Some agencies use verbal contracts in which they review the terms of the contract and you will verbally agree to the terms. You may request to have a written copy submitted to you afterwards.
Sometimes an agency may review the terms of the contract with you over the phone, and then send you a contract that states no signature is needed because the receipt of the contract is binding.
I am sure like most people, I personally prefer written contracts I can sign. It gives me the chance to think about the assignment and the conditions agreed upon before having to sign the contract, and making it official.
However, as noted above, there are different methods of contract agreements. Be sure to ask your recruiter which type they use. I know many locum tenens nurse practitioners, including myself, that have found themselves “bound” to a contract they were not aware of.
Be straightforward with your recruiter that you will not consider the assignment official until you have a contract in place and have agreed to it after receiving it. In my case, I was emailed a contract that was binding upon receipt. Meanwhile, I didn’t think it was official since I had not signed it. When I was contacted by credentialing and their traveling team, I then realized that they assumed I was going forward with that assignment because they sent me a contract.
After a site determines that they want you, your recruiter may ask you if you want to accept the assignment. Sometimes we find ourselves saying yes before we are completely sure. Then a few days later you may change your mind and notify your recruiter. Often, they are upset by your new declination because now they have to inform the site. Technically, if they never sent you a contract or you had not yet signed it, you have the right to change your decision.
What should your contract include?
Everything agreed upon by you and your recruiter should be stated in the contract. This includes your hourly pay rate, overtime rate, exact time frame of assignment, and your general weekly schedule. The contract should state your travel and lodging will be covered, whether it is a rental car and flight, or providing you round trip mileage reimbursement. If your license costs are supposed to be covered, that should be in the contract. Other things that should be in the contract if indicated are sign-on bonuses, W2 benefits, DEA license fee reimbursement, and/or scheduled vacation days.

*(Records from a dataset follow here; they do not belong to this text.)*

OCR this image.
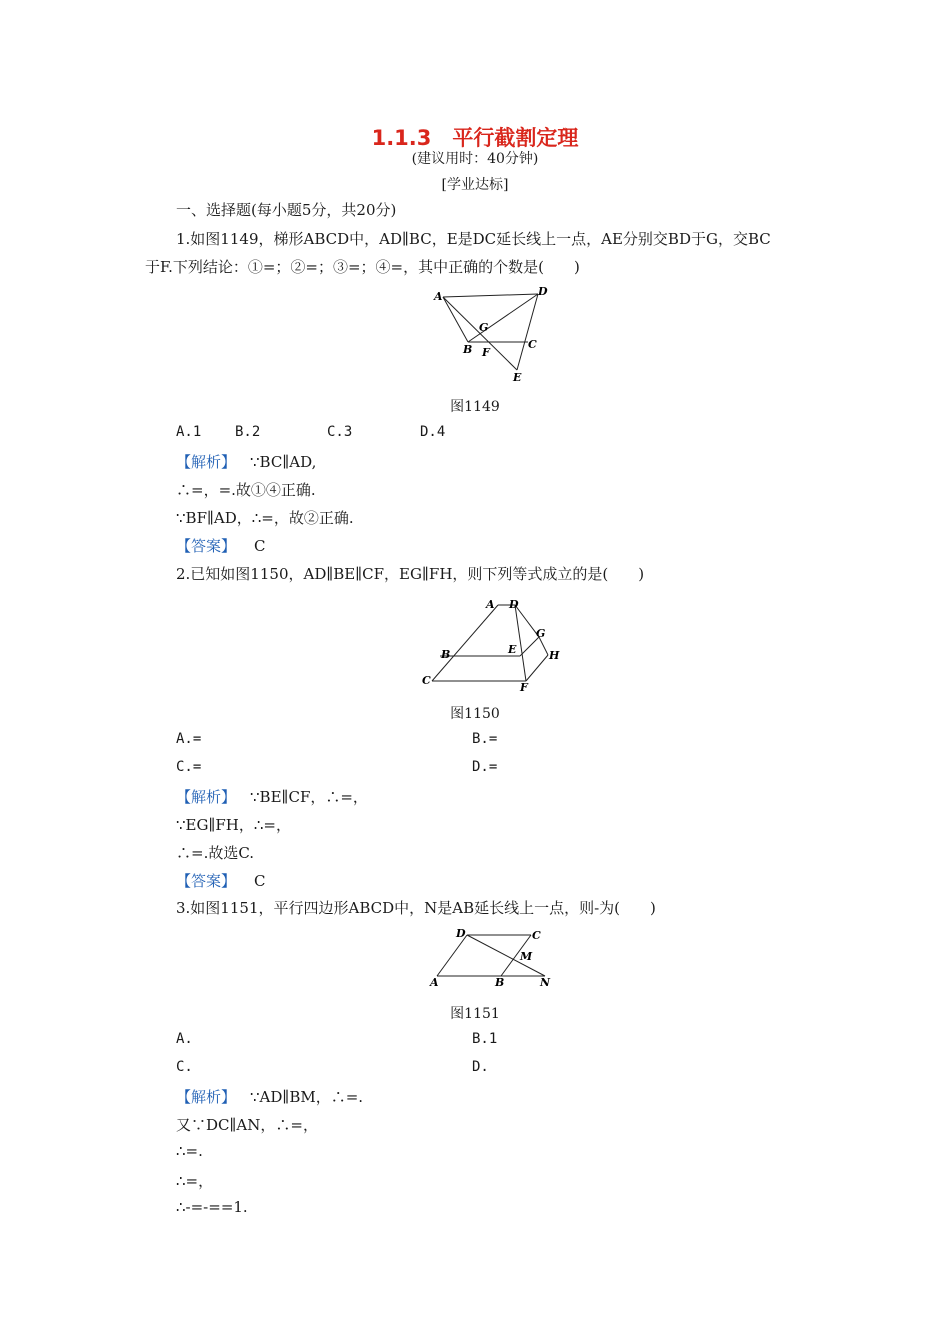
1.1.3　平行截割定理
(建议用时：40分钟)
[学业达标]
一、选择题(每小题5分，共20分)
1.如图1149，梯形ABCD中，AD∥BC，E是DC延长线上一点，AE分别交BD于G，交BC
于F.下列结论：①=；②=；③=；④=，其中正确的个数是(　　)
A	D
G
B F
C
E
图1149
A.1 B.2	C.3	D.4
【解析】 ∵BC∥AD,
∴=，=.故①④正确.
∵BF∥AD，∴=，故②正确.
【答案】 C
2.已知如图1150，AD∥BE∥CF，EG∥FH，则下列等式成立的是(　　)
A D
G
B	E	H
C
F
图1150
A.=	B.=
C.=	D.=
【解析】 ∵BE∥CF，∴=，
∵EG∥FH，∴=，
∴=.故选C.
【答案】 C
3.如图1151，平行四边形ABCD中，N是AB延长线上一点，则-为(　　)
D	C
M
A	B	N
图1151
A.	B.1
C.	D.
【解析】 ∵AD∥BM，∴=.
又∵DC∥AN，∴=，
∴=.
∴=，
∴-=-==1.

One of the most important things I look for in a contract is the “breaking of a contract” section. Most agencies will include the typical 30 days notice section, that states you must provide 30 days notice before leaving a site. Some contracts will state penalties for leaving before 30 days such as forfeit of pending paychecks and being responsible for your own travel back home. These things can be negotiable so make sure to read the contract closely before signing or agreeing to the terms.